# General Skills Migration Independent (175) Form 1221



## Guest (Jan 13, 2011)

Hi,

I am confused about the following in Form 1221 (Additional Personal Particulars):

18. What is the general purpose of your journey/further stay?
Isn't this obvious from the fact that I am applying for a GSM 175 visa?? Of course my journey would be to start my new life in Australia!!!

19. If you are outside Australia, give details of your intended arrival
What is the use of asking my intended arrival if I can't travel until the visa is granted? I could say I want to arrive next month. Would that make sense??? This question isn't even optional!!!

20. How long do you intend to stay in Australia?
How long would a permanent resident stay?? To top this, they are asking for 'From' and 'to' dates. Again, how can I say this if I don't have the visa?? If I am given choice, I would go tomorrow and not leave for ever. Can I write a date in the next century in the 'to' part??
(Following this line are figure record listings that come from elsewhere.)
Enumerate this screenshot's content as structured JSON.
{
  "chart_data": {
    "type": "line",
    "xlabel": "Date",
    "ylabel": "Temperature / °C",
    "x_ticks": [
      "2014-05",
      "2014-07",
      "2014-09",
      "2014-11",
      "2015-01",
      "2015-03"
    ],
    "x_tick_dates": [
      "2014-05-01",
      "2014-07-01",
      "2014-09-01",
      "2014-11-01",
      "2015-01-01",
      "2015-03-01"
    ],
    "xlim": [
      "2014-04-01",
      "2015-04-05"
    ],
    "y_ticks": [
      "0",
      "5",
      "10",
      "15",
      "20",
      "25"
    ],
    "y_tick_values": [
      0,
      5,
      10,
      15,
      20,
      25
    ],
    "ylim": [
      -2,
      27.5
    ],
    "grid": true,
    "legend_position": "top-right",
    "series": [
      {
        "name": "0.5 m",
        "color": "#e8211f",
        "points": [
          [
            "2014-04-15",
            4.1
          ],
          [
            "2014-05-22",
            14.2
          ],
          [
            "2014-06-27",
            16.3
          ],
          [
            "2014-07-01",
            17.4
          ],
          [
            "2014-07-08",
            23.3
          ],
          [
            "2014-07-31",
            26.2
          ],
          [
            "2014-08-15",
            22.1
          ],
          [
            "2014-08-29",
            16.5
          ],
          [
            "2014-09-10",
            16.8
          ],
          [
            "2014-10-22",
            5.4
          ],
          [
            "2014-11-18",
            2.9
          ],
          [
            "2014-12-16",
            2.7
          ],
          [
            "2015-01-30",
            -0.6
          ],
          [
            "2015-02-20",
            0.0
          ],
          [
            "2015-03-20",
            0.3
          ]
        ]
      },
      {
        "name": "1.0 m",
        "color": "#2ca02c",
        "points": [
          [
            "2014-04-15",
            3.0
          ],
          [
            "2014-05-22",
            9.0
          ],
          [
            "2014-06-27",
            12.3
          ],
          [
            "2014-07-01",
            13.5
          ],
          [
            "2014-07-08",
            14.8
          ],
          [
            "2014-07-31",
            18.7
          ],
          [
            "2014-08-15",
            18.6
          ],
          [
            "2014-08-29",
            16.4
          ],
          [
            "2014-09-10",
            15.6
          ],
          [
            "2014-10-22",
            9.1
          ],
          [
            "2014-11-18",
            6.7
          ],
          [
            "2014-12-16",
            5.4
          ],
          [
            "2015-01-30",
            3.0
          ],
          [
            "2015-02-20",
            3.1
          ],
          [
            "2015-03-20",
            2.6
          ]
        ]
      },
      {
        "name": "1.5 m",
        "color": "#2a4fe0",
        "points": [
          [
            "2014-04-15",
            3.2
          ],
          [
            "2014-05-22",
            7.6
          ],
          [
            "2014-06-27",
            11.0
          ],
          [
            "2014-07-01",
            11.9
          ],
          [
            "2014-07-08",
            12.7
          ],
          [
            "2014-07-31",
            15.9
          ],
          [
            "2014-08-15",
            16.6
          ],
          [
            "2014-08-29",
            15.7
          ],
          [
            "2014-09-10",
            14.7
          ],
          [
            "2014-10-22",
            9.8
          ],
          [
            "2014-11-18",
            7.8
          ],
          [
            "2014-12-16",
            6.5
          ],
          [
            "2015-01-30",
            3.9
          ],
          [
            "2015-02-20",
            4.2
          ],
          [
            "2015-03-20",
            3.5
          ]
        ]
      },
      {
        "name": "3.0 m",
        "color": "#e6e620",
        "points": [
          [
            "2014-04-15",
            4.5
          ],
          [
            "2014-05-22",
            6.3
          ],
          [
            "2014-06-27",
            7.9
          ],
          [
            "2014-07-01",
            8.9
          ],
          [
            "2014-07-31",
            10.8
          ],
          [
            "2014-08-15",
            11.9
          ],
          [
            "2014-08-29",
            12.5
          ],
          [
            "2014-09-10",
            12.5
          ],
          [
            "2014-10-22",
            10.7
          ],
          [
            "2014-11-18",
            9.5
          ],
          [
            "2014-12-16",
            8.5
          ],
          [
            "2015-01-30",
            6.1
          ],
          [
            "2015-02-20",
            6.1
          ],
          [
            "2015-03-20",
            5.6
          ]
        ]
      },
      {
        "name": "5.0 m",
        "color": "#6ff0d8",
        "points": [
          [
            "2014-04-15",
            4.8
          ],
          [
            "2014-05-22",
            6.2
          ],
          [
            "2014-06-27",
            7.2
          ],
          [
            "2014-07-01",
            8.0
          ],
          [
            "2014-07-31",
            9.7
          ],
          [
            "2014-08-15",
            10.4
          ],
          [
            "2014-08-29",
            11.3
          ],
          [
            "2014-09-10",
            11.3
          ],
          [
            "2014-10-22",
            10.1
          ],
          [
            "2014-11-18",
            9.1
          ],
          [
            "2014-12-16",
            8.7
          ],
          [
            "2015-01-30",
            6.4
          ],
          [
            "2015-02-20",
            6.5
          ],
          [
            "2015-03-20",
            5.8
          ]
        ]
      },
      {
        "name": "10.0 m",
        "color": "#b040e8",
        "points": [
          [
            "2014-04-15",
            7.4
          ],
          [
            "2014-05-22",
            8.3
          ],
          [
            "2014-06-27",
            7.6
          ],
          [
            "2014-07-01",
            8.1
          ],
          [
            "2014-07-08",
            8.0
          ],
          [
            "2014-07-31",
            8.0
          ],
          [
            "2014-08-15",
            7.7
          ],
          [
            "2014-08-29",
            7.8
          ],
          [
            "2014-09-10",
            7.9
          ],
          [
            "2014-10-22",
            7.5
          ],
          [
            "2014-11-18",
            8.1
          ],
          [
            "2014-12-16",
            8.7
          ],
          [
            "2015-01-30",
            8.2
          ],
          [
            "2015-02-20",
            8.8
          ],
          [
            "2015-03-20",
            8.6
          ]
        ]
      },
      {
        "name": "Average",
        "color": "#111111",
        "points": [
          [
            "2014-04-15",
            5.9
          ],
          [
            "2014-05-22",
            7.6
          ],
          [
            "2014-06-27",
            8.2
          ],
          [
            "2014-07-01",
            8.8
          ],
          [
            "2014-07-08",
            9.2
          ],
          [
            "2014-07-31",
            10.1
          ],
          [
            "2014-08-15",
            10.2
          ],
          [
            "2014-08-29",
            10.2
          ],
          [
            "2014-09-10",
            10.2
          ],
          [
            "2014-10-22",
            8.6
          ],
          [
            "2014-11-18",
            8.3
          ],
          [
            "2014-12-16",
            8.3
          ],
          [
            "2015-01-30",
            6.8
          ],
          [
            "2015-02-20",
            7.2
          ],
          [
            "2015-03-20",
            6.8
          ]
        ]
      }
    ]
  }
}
21 Give details of each place you intend to stay in Australia, including the length and purpose of each stay. This question asks for 'Place you intend to stay', 'Purpose of stay', and 'From' and 'to' dates
Do I need to provide this information for a GSM 175 visa? How do I specify that PROBABLY I would LOVE to stay forever in Canberra?


----------



## Artemisa (Aug 31, 2010)

ROFL hahahahahaahahhaah

The purpose I wrote 'LIVING IN AUSTRALIA'. 
All the other I answered 'UNKNOWN'. It's the thuth LOL


It must be ok, I hope.


----------



## Guest (Jan 14, 2011)

Many thanks Artemisa.


----------



## Muggu (Nov 10, 2010)

*Good one!!*

Your post surely made me laugh.


----------



## statue (Aug 26, 2010)

Muggu said:


> Your post surely made me laugh.


LOL. You've got a very good sense of humor!

I have read somewhere that we do not need to fill these forms now. CO will ask for these forms when needed.

Khalid


----------



## Guest (Jan 18, 2011)

Actually, these forms were specifically requested in the acknowledgement email I received from DIAC.


----------



## anj1976 (Apr 24, 2008)

i guess these forms were made long back and were more general in nature, i am sure they are filled for some other subclass where these questions are relevant..


----------



## aqswdefr (Aug 27, 2010)

ausimmi said:


> Hi,
> 
> I am confused about the following in Form 1221 (Additional Personal Particulars):
> 
> ...


You state next month's dates and your purpose as it relates to your particular situation. In my knowledge, it is generally for the purpose of survey and national statistics.

You must fill these text boxes in particular otherwise, you would definitely be prompted again to properly fill these and your application will get more delay.


----------



## Guest (Jan 19, 2011)

Many thanks. I guessed (correctly) at the responses and I have already uploaded the forms. Thanks for the info


----------